Sunday, 10 July 2011

Denis Avery – an agnotological note



If I told you that this is a genetically-engineered 'man carrot', grown by Monsanto-funded Denis Avery of the Center for Global Food Issues in an heroic attempt to improve eyesight and prevent erectile dysfunction by consuming just one vegetable - would you believe me?



I thought not... but you'd better believe that agnotology is ''the study of culturally-induced ignorance or doubt, particularly the publication of inaccurate or misleading scientific data''. The term was coined by a science historian, Robert N. Procter, to describe an increasingly common phenomenon in public debates over scientific matters, such as the extent of the harm caused by tobacco smoking or greenhouse gas emissions. It involves the telling of outright lies or half-truths, or the presentation of factual data in ways which are misleading.

In its worst form it involves compounding the lie by attributing it to a reputable scientist or public science organisation. This is what Denis Avery of the misleadingly named Center for Global Food Issues at the Hudson Institute did in 1998 when he claimed that people who ate organic food were eight times more likely to be attacked by the potentially fatal strain of E. coli 0157:H7 than those who ate non-organic food.

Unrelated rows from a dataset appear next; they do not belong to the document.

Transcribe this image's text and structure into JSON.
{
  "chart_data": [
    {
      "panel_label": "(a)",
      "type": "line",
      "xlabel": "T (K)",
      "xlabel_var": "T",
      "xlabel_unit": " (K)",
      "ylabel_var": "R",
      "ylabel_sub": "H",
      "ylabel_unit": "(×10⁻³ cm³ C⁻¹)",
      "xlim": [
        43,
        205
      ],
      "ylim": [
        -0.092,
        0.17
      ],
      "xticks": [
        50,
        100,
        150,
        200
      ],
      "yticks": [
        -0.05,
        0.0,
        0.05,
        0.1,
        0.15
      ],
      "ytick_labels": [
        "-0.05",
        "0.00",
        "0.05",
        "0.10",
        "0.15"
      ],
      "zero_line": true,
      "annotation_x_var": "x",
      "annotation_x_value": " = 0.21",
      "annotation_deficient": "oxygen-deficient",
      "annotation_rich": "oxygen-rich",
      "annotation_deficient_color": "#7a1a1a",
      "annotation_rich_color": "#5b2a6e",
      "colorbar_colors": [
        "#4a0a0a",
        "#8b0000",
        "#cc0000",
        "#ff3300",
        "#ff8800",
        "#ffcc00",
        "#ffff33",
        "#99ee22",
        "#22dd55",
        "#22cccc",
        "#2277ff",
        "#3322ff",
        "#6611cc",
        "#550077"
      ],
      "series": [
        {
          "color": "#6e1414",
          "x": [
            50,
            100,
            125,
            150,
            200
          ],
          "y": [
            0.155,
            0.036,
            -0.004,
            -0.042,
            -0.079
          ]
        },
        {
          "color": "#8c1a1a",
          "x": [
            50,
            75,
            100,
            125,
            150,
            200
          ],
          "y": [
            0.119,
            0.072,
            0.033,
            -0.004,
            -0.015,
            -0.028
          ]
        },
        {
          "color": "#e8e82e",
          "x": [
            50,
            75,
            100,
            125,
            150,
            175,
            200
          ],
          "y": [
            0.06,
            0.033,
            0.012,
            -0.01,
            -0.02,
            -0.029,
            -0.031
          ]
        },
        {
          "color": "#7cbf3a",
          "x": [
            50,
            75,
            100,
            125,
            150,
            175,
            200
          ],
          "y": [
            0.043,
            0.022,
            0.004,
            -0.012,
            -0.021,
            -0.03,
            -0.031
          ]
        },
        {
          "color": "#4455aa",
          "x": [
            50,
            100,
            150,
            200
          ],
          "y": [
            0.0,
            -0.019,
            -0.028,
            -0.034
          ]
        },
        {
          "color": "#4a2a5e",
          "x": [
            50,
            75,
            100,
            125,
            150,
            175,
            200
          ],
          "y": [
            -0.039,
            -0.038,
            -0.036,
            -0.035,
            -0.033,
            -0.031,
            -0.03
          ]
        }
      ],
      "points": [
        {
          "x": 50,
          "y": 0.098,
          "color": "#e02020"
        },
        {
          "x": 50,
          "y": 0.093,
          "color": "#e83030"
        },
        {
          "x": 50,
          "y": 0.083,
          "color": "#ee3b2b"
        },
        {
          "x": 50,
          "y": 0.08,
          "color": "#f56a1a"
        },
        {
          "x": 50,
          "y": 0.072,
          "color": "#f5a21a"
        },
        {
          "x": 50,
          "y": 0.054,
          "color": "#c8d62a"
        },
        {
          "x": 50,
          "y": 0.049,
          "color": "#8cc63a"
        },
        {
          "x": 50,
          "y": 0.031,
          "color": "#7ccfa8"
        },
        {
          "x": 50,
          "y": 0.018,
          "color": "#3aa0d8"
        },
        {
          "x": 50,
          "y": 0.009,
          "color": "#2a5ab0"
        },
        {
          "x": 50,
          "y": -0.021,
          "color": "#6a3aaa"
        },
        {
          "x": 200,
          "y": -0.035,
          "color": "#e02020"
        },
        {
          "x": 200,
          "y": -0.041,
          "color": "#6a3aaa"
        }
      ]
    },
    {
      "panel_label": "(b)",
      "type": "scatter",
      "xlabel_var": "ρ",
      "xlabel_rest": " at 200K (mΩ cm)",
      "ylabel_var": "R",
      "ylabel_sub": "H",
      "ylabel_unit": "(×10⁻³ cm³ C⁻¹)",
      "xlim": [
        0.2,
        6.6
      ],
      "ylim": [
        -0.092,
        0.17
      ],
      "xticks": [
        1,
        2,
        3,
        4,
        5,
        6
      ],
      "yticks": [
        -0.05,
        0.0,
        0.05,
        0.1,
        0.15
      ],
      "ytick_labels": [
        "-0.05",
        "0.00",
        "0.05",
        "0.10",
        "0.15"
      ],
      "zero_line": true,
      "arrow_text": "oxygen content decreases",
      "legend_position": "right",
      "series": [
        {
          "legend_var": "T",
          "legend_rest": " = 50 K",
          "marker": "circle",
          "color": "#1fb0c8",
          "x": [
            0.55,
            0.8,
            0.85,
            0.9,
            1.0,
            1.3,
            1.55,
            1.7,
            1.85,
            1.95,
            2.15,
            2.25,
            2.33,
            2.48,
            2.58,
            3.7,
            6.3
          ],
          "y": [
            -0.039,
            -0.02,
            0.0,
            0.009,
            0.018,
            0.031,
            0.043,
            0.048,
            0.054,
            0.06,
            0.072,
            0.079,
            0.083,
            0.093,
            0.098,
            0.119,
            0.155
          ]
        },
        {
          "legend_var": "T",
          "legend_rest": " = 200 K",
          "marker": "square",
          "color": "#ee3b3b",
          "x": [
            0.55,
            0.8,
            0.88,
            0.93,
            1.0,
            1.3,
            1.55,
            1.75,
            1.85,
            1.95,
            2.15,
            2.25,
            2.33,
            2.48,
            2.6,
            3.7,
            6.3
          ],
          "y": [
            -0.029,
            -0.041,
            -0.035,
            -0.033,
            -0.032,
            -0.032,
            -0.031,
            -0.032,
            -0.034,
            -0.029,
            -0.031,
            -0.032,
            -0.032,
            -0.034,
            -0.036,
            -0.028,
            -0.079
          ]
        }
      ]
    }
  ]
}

Not only was and is there no truth in this statement, but the individual scientist to whom Avery attributed this 'fact' never said or wrote any such thing, and neither did the US Centers for Disease Control, which Avery also cited as a source. You can read more about his lies on organic food, and how they were exposed, on the Sourcewatch site.

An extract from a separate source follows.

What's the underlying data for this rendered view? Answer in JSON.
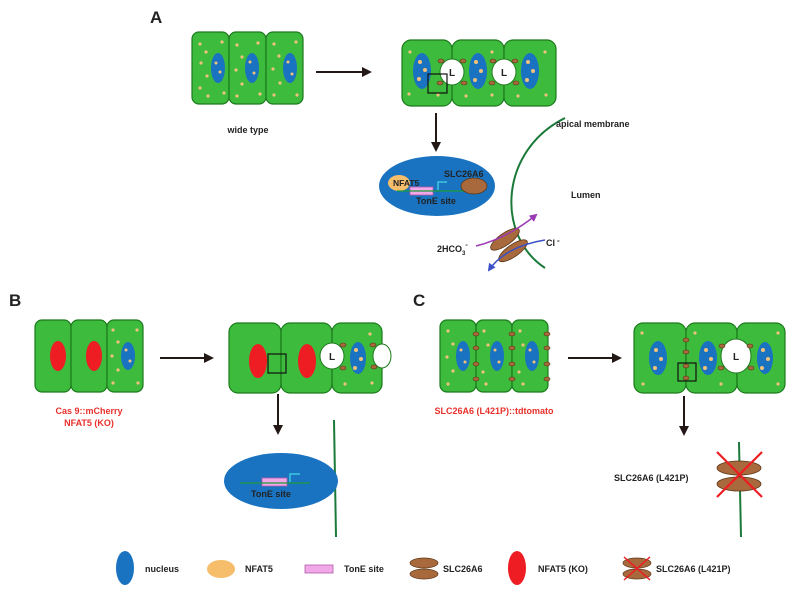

But the interesting (and sad) thing is that a lie repeated often enough starts to be believed as truth, especially when the source is also being lied about, and the lie is further compounded with lying 'analysis'. In the case of the E.coli lie Avery claimed that the fictitious greater contamination of organic food was because organic food is grown in raw manure, when the truth is that organic production standards in the USA and everywhere else expressly prohibit this. Organic production standards are legally enforceable. If a consumer ever found raw manure on an organic product they (or the state) could sue the grower, and if the case were proven damages and/or compensation would apply. A consumer would have no such comeback if poisoned via manure on a non-organic product, or by toxic E.coli traced back to its usual farm source – a feedlot where cattle are packed shoulder to shoulder and stand for days in raw manure.

Avery's lies about organic food are a prime illustration of the old adage ‘A lie is halfway round the world before the truth has got its boots on'. I have seen Avery's lies (all of the above) propagated in the most unexpected places by the most unexpected people. For example, in the correspondence columns of the Christchurch Press by a member of the philosophy department of the University of Canterbury. (I could probably explain how this happened, but don't wish to bore readers interested in agriculture with academic absurdities.)

Culturally-induced ignorance occurs because people prefer to believe lies which fit in with their existing world-view. Lies propagated by a peer group with the same world-view are taken at face value as the truth. This was unfortunate but perhaps not too harmful in the days before lying was transformed into an industry by public relations corporations and those who hire them. These days – beware the menace of Denis and his ilk.